MEG Energy’s (OTCPK:MEGEF) first-quarter results were all about operating leverage. Commodity prices dictate the company’s revenues, but its large base of fixed costs remains flat, irrespective of commodity price swings. When realized commodity prices increase, free cash flow surges higher. But when they fall, free cash flow drops at a rapid rate.
In the first quarter, weak WTI and WCS oil prices drove MEG’s bitumen realizations significantly lower. First-quarter realizations fell by 16% from the previous quarter and 40% from the year-ago quarter.
Lower realizations were met with relatively flat expenses. Operating expenses fell 7.5% quarter-over-quarter and were flat year-over-year. Similarly, corporate expenses declined by 5.6% quarter-over-quarter and were flat year-over-year.

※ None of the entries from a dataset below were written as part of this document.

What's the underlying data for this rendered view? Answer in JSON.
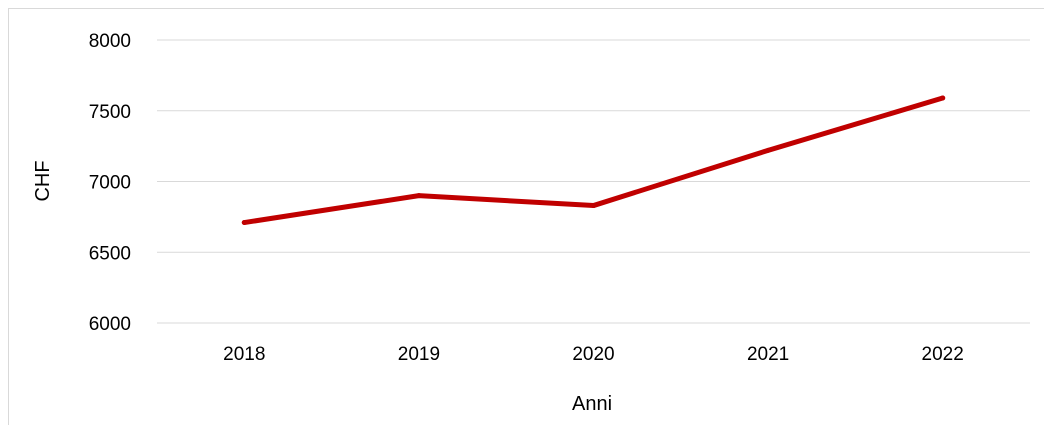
{
  "chart_data": {
    "type": "line",
    "categories": [
      "2018",
      "2019",
      "2020",
      "2021",
      "2022"
    ],
    "series": [
      {
        "values": [
          6710,
          6900,
          6830,
          7220,
          7590
        ]
      }
    ],
    "xlabel": "Anni",
    "ylabel": "CHF",
    "ylim": [
      6000,
      8000
    ],
    "yticks": [
      "6000",
      "6500",
      "7000",
      "7500",
      "8000"
    ],
    "grid": "horizontal",
    "line_color": "#c00000",
    "grid_color": "#d9d9d9"
  }
}
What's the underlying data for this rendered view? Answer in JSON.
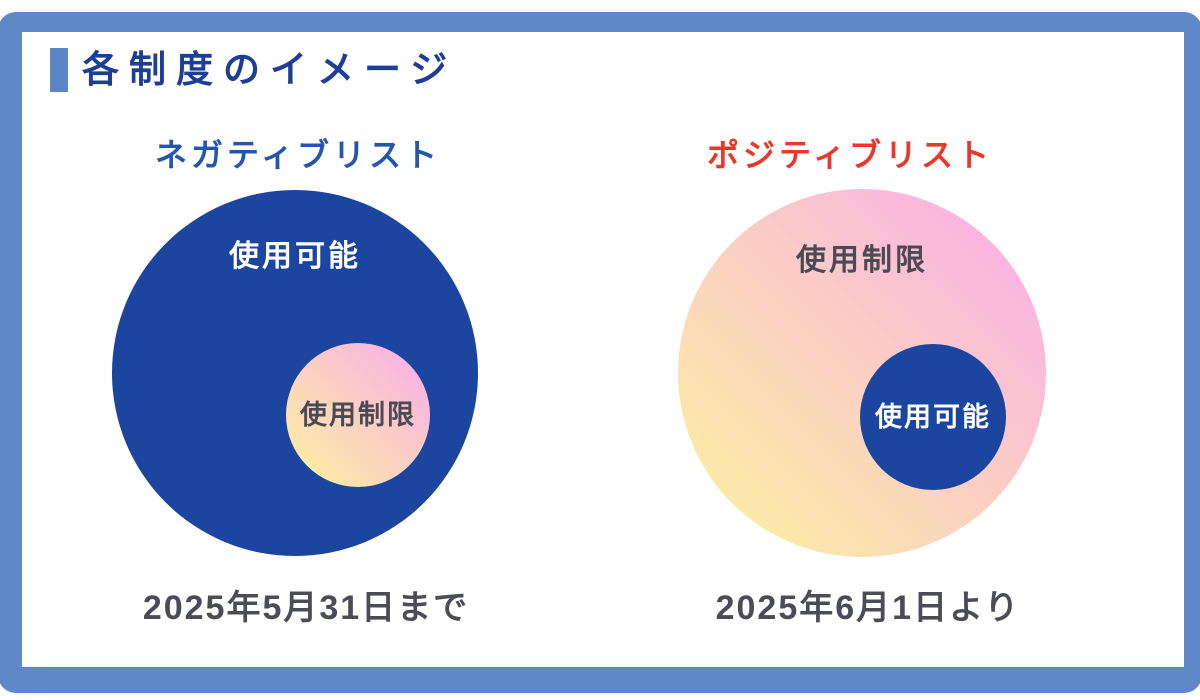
{
  "title": "各制度のイメージ",
  "panels": [
    {
      "id": "negative-list",
      "heading": "ネガティブリスト",
      "outer_circle_label": "使用可能",
      "inner_circle_label": "使用制限",
      "caption": "2025年5月31日まで"
    },
    {
      "id": "positive-list",
      "heading": "ポジティブリスト",
      "outer_circle_label": "使用制限",
      "inner_circle_label": "使用可能",
      "caption": "2025年6月1日より"
    }
  ],
  "colors": {
    "frame_blue": "#5E88C7",
    "accent_blue": "#5C85C6",
    "title_navy": "#1D3E97",
    "heading_blue": "#2456AB",
    "heading_red": "#E8382B",
    "circle_navy": "#1B459E",
    "gradient_yellow": "#FCF0A2",
    "gradient_peach": "#FBCEC4",
    "gradient_pink": "#FAAEE9",
    "caption_gray": "#4C4C55",
    "inner_label_gray": "#4A4A54"
  }
}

The sorry state of first-quarter netbacks and cash flows can be seen below.
MEG performed adequately from an operational perspective. Bitumen sales came to 106,840 bpd, slightly below capacity of 110,000 bpd. The strong production results were attributable to a declining steam-to-oil ratio. The steam-to-oil ratio was essentially flat from the previous quarter but down an impressive 7% from the year-ago quarter. The company attributed the improvement to optimized well spacing, enhanced completion designs, a well redevelopment program, and facility upgrades.